- Battle of Gooja'ade: Part of the Las Anod conflict (2023–present)
| Date | 25 August 2023 |
| Location | Gooja'ade, outskirts of Las Anod, Sool, Somalia |
| Result | SSC-Khatumo Victory |

Belligerents
- Somaliland: SSC-Khatumo

Commanders and leaders
- Faisal Bootaan (POW): Abdikhadir Ahmed Aw-Ali

Casualties and losses
- Unknown: Unknown

= Fall of Goojacade =

2023 battle

The liberation of Gooja'ade (also written Goojacade, Gooja'adde or Goojaadde) was a major military engagement on 25 August 2023 during the 2023 Las Anod conflict. It involved forces of the self-declared Somaliland and the pro-unity SSC-Khatumo movement, fighting for control of the Gooja'ade (Gooja’adde) military base near Las Anod in the Sool region. SSC forces claimed to have overrun the base and seized equipment, a development widely reported as a significant setback for Somaliland.

== Background ==
Las Anod, capital of the Sool region, has long been contested between Somaliland and local groups favoring union with the Federal Government of Somalia. In early 2023, violence escalated into open conflict after protests in Las Anod turned into an armed uprising. The SSC (Sool, Sanaag and Cayn) movement reorganized into SSC-Khatumo forces, seeking to expel Somaliland troops from the region. Gooja'ade base, positioned on the approaches to Las Anod, became a crucial stronghold for Somaliland’s military.

== Prelude ==
Months of fighting around Las Anod created heavy displacement and civilian suffering. By August 2023, SSC-Khatumo forces had taken control of several villages and were preparing to assault the last major Somaliland positions around the city. Gooja'ade was viewed as the gateway to Somaliland’s military presence in Sool.

== The battle ==
On 25 August 2023, SSC fighters launched a coordinated assault on the Gooja'ade base. Reports described intense gunfire and mortar shelling, lasting several hours. By the end of the day, SSC-Khatumo forces announced they had captured the base, seized vehicles, weapons, and detained Somaliland soldiers. Somaliland officials admitted setbacks but contested the scale of the losses. Independent observers could not immediately verify all battlefield claims.

== Casualties ==
Casualty figures remain disputed. SSC sources claimed dozens of Somaliland soldiers were killed or captured, while Somaliland authorities downplayed the losses. Civilian sources later reported injuries from shelling and unexploded ordnance in the area. Human rights groups expressed concern about the treatment of prisoners and the humanitarian toll of the wider Las Anod fighting.

== Aftermath ==
In the aftermath of the offensive, the Somaliland Ministry of Defense released a statement stating that its army withdrew from their positions in the eastern part of the Sool region for "strategic military purposes and is in the phase of reorganizing and preparing to counter the enemy."

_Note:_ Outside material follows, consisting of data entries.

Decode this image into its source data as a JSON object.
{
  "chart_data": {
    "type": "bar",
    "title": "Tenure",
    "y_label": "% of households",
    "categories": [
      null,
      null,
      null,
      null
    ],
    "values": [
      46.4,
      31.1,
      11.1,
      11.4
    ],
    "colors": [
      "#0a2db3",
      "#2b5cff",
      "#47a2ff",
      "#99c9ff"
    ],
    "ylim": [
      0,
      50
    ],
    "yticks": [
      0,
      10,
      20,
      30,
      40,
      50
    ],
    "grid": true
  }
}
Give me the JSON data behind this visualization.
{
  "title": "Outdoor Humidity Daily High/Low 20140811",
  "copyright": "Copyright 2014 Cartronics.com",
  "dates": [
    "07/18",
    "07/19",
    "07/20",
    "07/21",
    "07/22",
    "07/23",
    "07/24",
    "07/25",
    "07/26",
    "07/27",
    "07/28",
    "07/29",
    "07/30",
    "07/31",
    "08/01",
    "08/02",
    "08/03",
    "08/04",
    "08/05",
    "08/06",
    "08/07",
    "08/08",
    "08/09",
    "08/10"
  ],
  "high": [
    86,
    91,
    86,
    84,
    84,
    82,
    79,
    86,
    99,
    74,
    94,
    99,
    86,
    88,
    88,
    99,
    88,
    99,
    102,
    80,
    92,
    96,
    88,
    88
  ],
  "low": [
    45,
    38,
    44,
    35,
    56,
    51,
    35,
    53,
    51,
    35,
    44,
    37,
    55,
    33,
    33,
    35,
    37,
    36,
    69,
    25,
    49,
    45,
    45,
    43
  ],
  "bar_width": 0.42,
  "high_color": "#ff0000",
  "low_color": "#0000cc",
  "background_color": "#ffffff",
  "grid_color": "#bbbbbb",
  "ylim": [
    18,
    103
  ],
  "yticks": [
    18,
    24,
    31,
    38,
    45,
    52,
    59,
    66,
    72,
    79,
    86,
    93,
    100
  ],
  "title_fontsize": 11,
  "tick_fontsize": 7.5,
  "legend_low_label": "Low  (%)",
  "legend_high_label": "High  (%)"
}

The fall of Gooja'ade was hailed by SSC-Khatumo supporters as a turning point in the Las Anod conflict. Somaliland’s government vowed retaliation and reiterated its claims over Sool. International actors, including the UK and Amnesty International, renewed calls for ceasefire and dialogue. The battle highlighted the fragility of security in northern Somalia and intensified the humanitarian crisis in the Sool region.